For some two centuries, scholars have wrestled with questions regarding the nature and logic of history as a discipline and, more broadly, with the entire complex of the "human sciences, " with include theology, philosophy, history, literature, the fine arts, and languages. The fundamental issue is whether the human sciences are a special class of studies with a specifically distinct object and method or whether they must be subsumed under the natural sciences.

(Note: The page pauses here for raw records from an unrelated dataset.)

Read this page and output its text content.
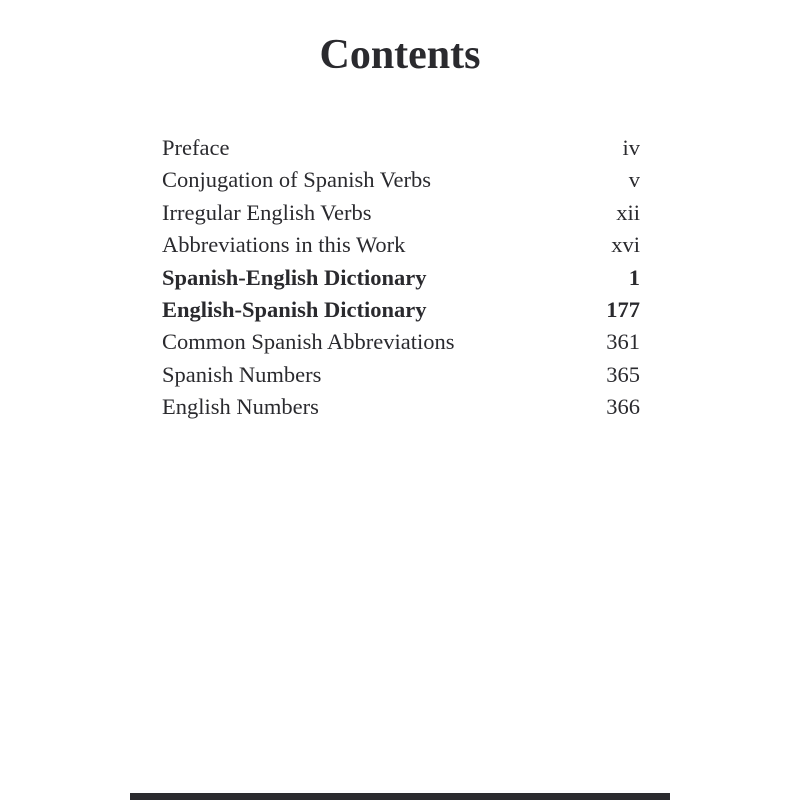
Contents
Preface	iv
Conjugation of Spanish Verbs	v
Irregular English Verbs	xii
Abbreviations in this Work	xvi
Spanish-English Dictionary	1
English-Spanish Dictionary	177
Common Spanish Abbreviations	361
Spanish Numbers	365
English Numbers	366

German philosopher Wilhelm Dilthey dedicated the bulk of his long career to there and related questions. His Introduction to the Human Sciences is a pioneering effort to elaborate a general theory of the human sciences, especially history, and to distinguish these sciences radically from the field of natural sciences. Though the Introduction was never completed, it remains one of the major statements of the topic. Together with other works by Dilthey, it has had a substantial influence on the recognition and human sciences as a fundamental division of human knowledge and on their separation from the natural sciences in origin, nature, and method.
As a contribution to the issue of the methodologies of the humanities and social sciences, the Introduction rightly claims a place. This is the first time the entire work is available in English.
In his introductory essay, translator Ramon J. Betanzos surveys Dilthey's life and thought and hails his efforts to create a foundational science for the particular human sciences, and at the same time, takes serious issue with Dilthey's historical/critical evaluation of metaphysics.